For those who search for precedent, Harvard has been very clear and consistent in its evaluation of this troubled period in our national past. It was Harvard President Edward Everett who, along with President Lincoln, eulogized the fallen Union soldiers at Gettysburg. Memorial Hall was built not simply to commemorate the Northern dead but to honor all those who fought for the cause of the Union. Indeed, in his welcome to the returning Harvard men who fought for the Union, Professor James Russell Lowell declared:

Today, our Reverend Mother welcomes back/Her wisest scholars, those who understood.../Many loved Truth, and lavished life's best oil/Amid the dust of books to find her.../But these, our brothers, fought for her.

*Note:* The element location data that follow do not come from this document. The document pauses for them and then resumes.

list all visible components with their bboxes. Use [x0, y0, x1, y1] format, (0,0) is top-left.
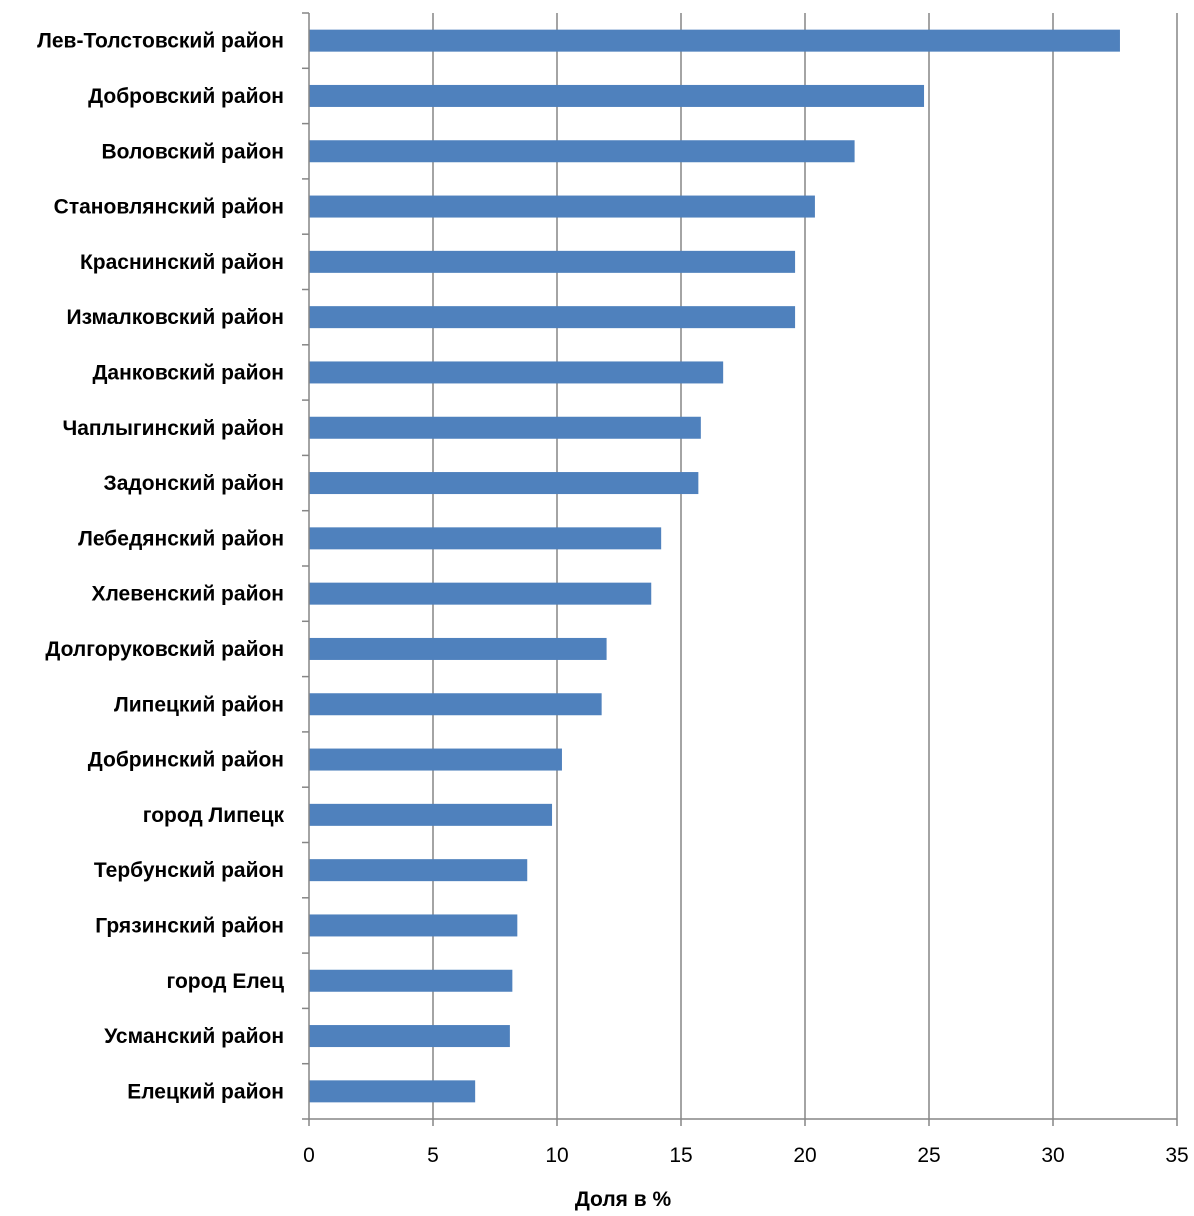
x-tick-label: 5 — [427, 1144, 439, 1167]
x-tick-label: 20 — [793, 1144, 816, 1167]
category-label: Лев-Толстовский район — [37, 30, 284, 53]
grid-lines — [432, 13, 1178, 1119]
bar — [309, 748, 562, 771]
category-label: Грязинский район — [95, 914, 284, 937]
bar — [309, 693, 602, 716]
category-label: Тербунский район — [94, 859, 284, 882]
category-label: Чаплыгинский район — [62, 417, 284, 440]
bar — [309, 859, 528, 882]
bar — [309, 361, 724, 384]
x-tick-label: 15 — [669, 1144, 692, 1167]
bar — [309, 527, 662, 550]
category-label: Становлянский район — [54, 196, 284, 219]
category-label: Добровский район — [88, 85, 284, 108]
bar — [309, 803, 553, 826]
x-tick-label: 0 — [303, 1144, 315, 1167]
x-tick-label: 10 — [545, 1144, 568, 1167]
category-label: Усманский район — [104, 1025, 284, 1048]
category-label: Липецкий район — [114, 693, 284, 716]
bar — [309, 195, 815, 218]
bar — [309, 1025, 510, 1048]
bar — [309, 582, 652, 605]
axes — [302, 12, 1178, 1126]
category-label: Елецкий район — [127, 1080, 284, 1103]
bar — [309, 140, 855, 163]
category-label: Измалковский район — [66, 306, 284, 329]
x-tick-label: 25 — [917, 1144, 940, 1167]
bar — [309, 914, 518, 937]
category-label: Воловский район — [101, 140, 284, 163]
x-axis-title: Доля в % — [575, 1188, 672, 1211]
category-label: Добринский район — [88, 749, 284, 772]
category-label: город Липецк — [143, 804, 285, 827]
bar — [309, 84, 925, 107]
category-label: Лебедянский район — [78, 527, 284, 550]
x-tick-label: 30 — [1041, 1144, 1064, 1167]
x-tick-label: 35 — [1165, 1144, 1188, 1167]
category-label: Хлевенский район — [91, 583, 284, 606]
x-tick-labels: 0 5 10 15 20 25 30 35 — [303, 1144, 1189, 1167]
bar — [309, 416, 701, 439]
bar — [309, 637, 607, 660]
category-label: Данковский район — [92, 361, 284, 384]
category-label: Задонский район — [104, 472, 284, 495]
category-label: Краснинский район — [80, 251, 284, 274]
bar — [309, 1080, 476, 1103]
category-label: город Елец — [167, 970, 285, 993]
category-label: Долгоруковский район — [45, 638, 284, 661]
bar — [309, 29, 1120, 52]
bar — [309, 969, 513, 992]
category-labels: Лев-Толстовский район Добровский район Вол… — [37, 30, 284, 1104]
bars — [309, 29, 1120, 1103]
bar — [309, 250, 796, 273]
bar — [309, 472, 699, 495]
bar — [309, 306, 796, 329]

Yet, there are those who argue that, out of a sense of brotherhood, Harvard should memorialize the deaths in battle of all those who call her alma mater. The day we adopt this policy, however, is the day history loses all meaning for us. At its core, a memorial is a powerful, dramatic way of telling a story. It should extract a moral from history, one that assigns meaning the past. If Harvard memorializes those who fought for both sides during the Civil War, what possible moral or meaning can this watershed event retain for us?

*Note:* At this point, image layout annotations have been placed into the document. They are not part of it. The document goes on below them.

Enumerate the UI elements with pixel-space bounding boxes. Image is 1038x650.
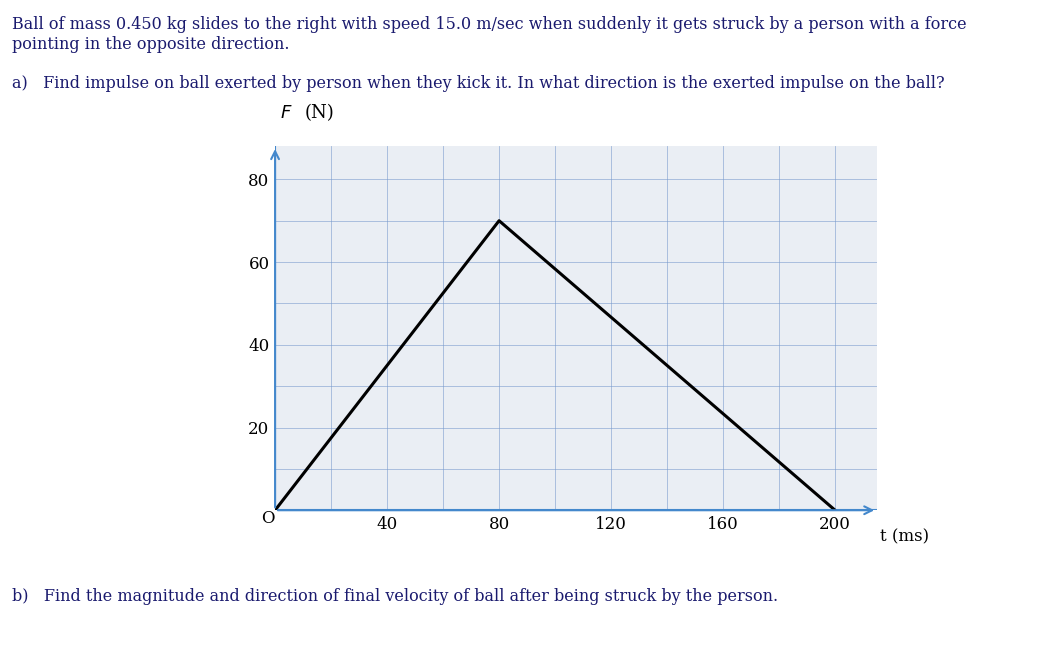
Text: O: O bbox=[262, 510, 275, 527]
Text: a)   Find impulse on ball exerted by person when they kick it. In what direction: a) Find impulse on ball exerted by perso… bbox=[12, 75, 945, 92]
Text: $\mathit{F}$: $\mathit{F}$ bbox=[280, 104, 293, 122]
Text: t (ms): t (ms) bbox=[880, 529, 929, 546]
Text: Ball of mass 0.450 kg slides to the right with speed 15.0 m/sec when suddenly it: Ball of mass 0.450 kg slides to the righ… bbox=[12, 16, 967, 33]
Text: pointing in the opposite direction.: pointing in the opposite direction. bbox=[12, 36, 290, 53]
Text: (N): (N) bbox=[304, 104, 334, 122]
Text: b)   Find the magnitude and direction of final velocity of ball after being stru: b) Find the magnitude and direction of f… bbox=[12, 588, 778, 605]
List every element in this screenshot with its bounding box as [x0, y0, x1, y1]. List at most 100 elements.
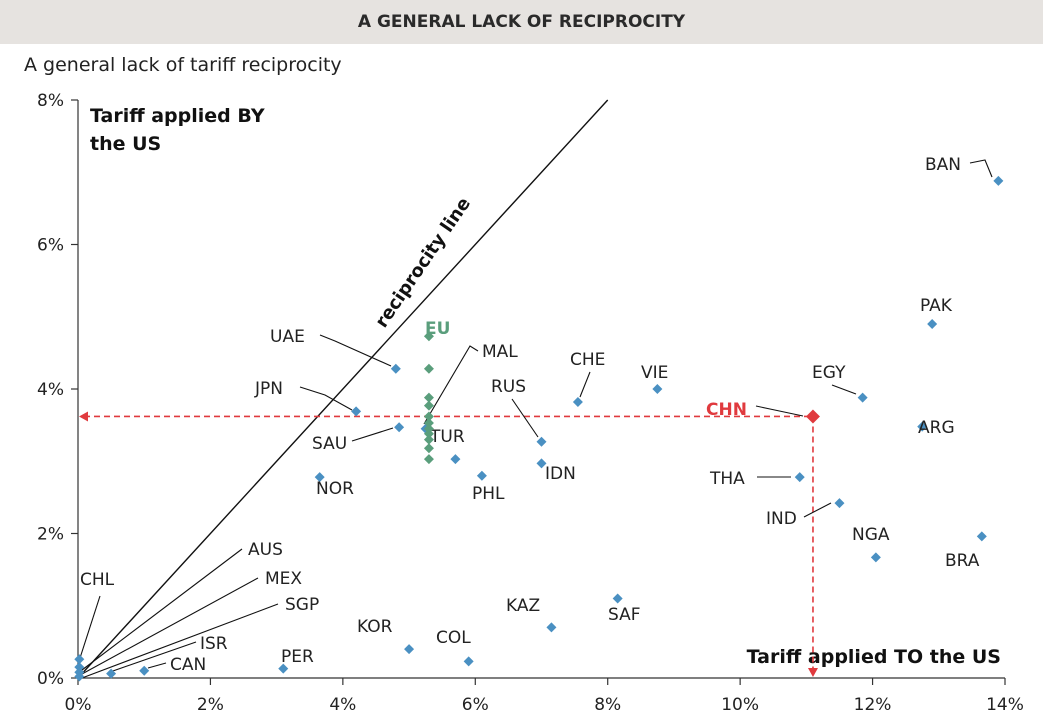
y-tick-label: 4%: [37, 380, 64, 400]
leader-line-can: [147, 662, 167, 669]
chart-banner: A GENERAL LACK OF RECIPROCITY: [0, 0, 1043, 44]
banner-text: A GENERAL LACK OF RECIPROCITY: [357, 12, 686, 32]
point-chl: [74, 654, 85, 665]
point-chn: [805, 409, 820, 424]
x-tick-label: 10%: [721, 695, 759, 715]
point-eu-1: [423, 363, 434, 374]
leader-line-uae: [319, 334, 392, 367]
point-nga: [870, 552, 881, 563]
point-phl: [476, 470, 487, 481]
label-can: CAN: [170, 655, 206, 675]
point-arg: [917, 421, 928, 432]
label-eu: EU: [425, 319, 450, 339]
leader-line-sau: [351, 427, 394, 442]
leader-line-che: [579, 371, 591, 398]
leader-line-ban: [969, 159, 993, 178]
y-tick-label: 2%: [37, 525, 64, 545]
point-nor: [314, 472, 325, 483]
label-tha: THA: [709, 469, 745, 489]
x-axis-title: Tariff applied TO the US: [747, 646, 1001, 668]
point-ban: [993, 175, 1004, 186]
point-eu-4: [423, 411, 434, 422]
china-arrow-down: [807, 668, 818, 677]
point-sgp: [74, 671, 85, 682]
point-vie: [652, 384, 663, 394]
point-kaz: [546, 622, 557, 633]
label-che: CHE: [570, 350, 605, 370]
leader-line-ind: [803, 502, 832, 518]
y-axis-title: Tariff applied BY the US: [90, 105, 265, 155]
label-per: PER: [281, 647, 314, 667]
point-bra: [976, 531, 987, 542]
label-rus: RUS: [491, 377, 526, 397]
reciprocity-line: [77, 99, 609, 679]
point-kor: [404, 644, 415, 655]
point-tur: [450, 454, 461, 465]
point-rus: [536, 436, 547, 447]
label-mex: MEX: [265, 569, 302, 589]
label-vie: VIE: [641, 363, 668, 383]
label-tur: TUR: [429, 427, 465, 447]
label-ban: BAN: [925, 155, 961, 175]
label-nga: NGA: [852, 525, 890, 545]
point-col: [463, 656, 474, 667]
label-uae: UAE: [270, 327, 305, 347]
point-eu-8: [423, 434, 434, 445]
chart-title: A general lack of tariff reciprocity: [24, 54, 342, 76]
point-jpn: [351, 406, 362, 417]
point-eu-0: [423, 331, 434, 342]
x-tick-label: 2%: [197, 695, 224, 715]
label-sgp: SGP: [285, 595, 319, 615]
point-eu-9: [423, 443, 434, 454]
label-egy: EGY: [812, 363, 846, 383]
label-isr: ISR: [200, 634, 228, 654]
y-tick-label: 0%: [37, 669, 64, 689]
label-mal: MAL: [482, 342, 518, 362]
leader-line-chl: [79, 595, 101, 659]
china-arrow-left: [79, 411, 88, 422]
leader-line-mex: [81, 577, 259, 675]
label-idn: IDN: [545, 464, 576, 484]
point-saf: [612, 593, 623, 604]
point-eu-2: [423, 392, 434, 403]
label-chl: CHL: [80, 570, 115, 590]
y-tick-label: 8%: [37, 91, 64, 111]
label-pak: PAK: [920, 296, 953, 316]
leader-line-aus: [81, 548, 243, 671]
point-eu-3: [423, 400, 434, 411]
label-arg: ARG: [918, 418, 955, 438]
point-eu-10: [423, 454, 434, 465]
label-phl: PHL: [472, 484, 505, 504]
leader-line-rus: [511, 398, 539, 438]
point-egy: [857, 392, 868, 403]
x-tick-label: 4%: [329, 695, 356, 715]
point-uae: [390, 363, 401, 374]
point-tha: [794, 472, 805, 483]
label-bra: BRA: [945, 551, 980, 571]
x-tick-label: 14%: [986, 695, 1024, 715]
label-chn: CHN: [706, 400, 747, 420]
point-idn: [536, 458, 547, 469]
leader-line-sgp: [81, 603, 279, 679]
leader-line-jpn: [299, 386, 353, 411]
label-aus: AUS: [248, 540, 283, 560]
leader-line-isr: [109, 641, 197, 673]
label-sau: SAU: [312, 434, 347, 454]
point-che: [572, 397, 583, 408]
point-eu-5: [423, 417, 434, 428]
label-nor: NOR: [316, 479, 354, 499]
point-can: [139, 665, 150, 676]
label-kaz: KAZ: [506, 596, 540, 616]
label-jpn: JPN: [254, 379, 283, 399]
point-pak: [927, 318, 938, 329]
leader-line-mal: [423, 345, 479, 425]
leader-line-egy: [831, 384, 857, 395]
point-eu-7: [423, 428, 434, 439]
point-sau: [394, 422, 405, 433]
y-tick-label: 6%: [37, 236, 64, 256]
point-eu-6: [423, 423, 434, 434]
point-isr: [106, 668, 117, 679]
point-per: [278, 663, 289, 674]
label-col: COL: [436, 628, 471, 648]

This sort of historical hedging would only detract from the honor due the true Southern heroes: those who resisted the pressure from their families, refused to succumb to regionalism and were prevailed upon by their sense of justice to stand up for a higher principle--that of freedom through Union.

The story of the Civil War is more than a series of battles and set of disturbing statistics. It is a tragic experience that must be understood as necessary or unnecessary, right or wrong, good or evil, in order to have meaning in any community. If Harvard has such an understanding, and indeed it does, then it is that deeper meaning, and not some misplaced notion of "equal time," that should be made manifest in the monuments it builds. If it does not, then Lincoln's spirit is dead and our atonement moot. For atonement is only achieved if it is engaged in consciously. A fast is not a fast if you simply forget to eat. The Civil War carries with it no national redemption unless we acknowledge its inherent moral force.

The controversy surrounding the construction of the proposed memorial is rooted in the problem of legacy. In those places where evil existed in the past, there is a challenge to succeeding generations to deal with that heritage. The temptation is always towards revisionism, towards casting more favorable light upon one's own history. But that is the easy way out.

In this generation, we must aknowledge that the Harvard students who took up arms against the United States during the Civil War, whatever else they may have been, were soldiers for the forces of slavery and rebellion. Perhaps the recent controversy will serve to remind us of this often sugarcoated truth of our nation's most traumatic war. Perhaps we will come away from this debate with an enhanced understanding of what the Civil War means to each of us. Finally, perhaps we will learn to appreciate even more Daniel Webster's declaration in his Second Reply to Hayne. "Liberty and Union, now and forever, one and inseparable!"

To his dismay, Eric M. Nelson '99 lives on the South side of Harvard Yard.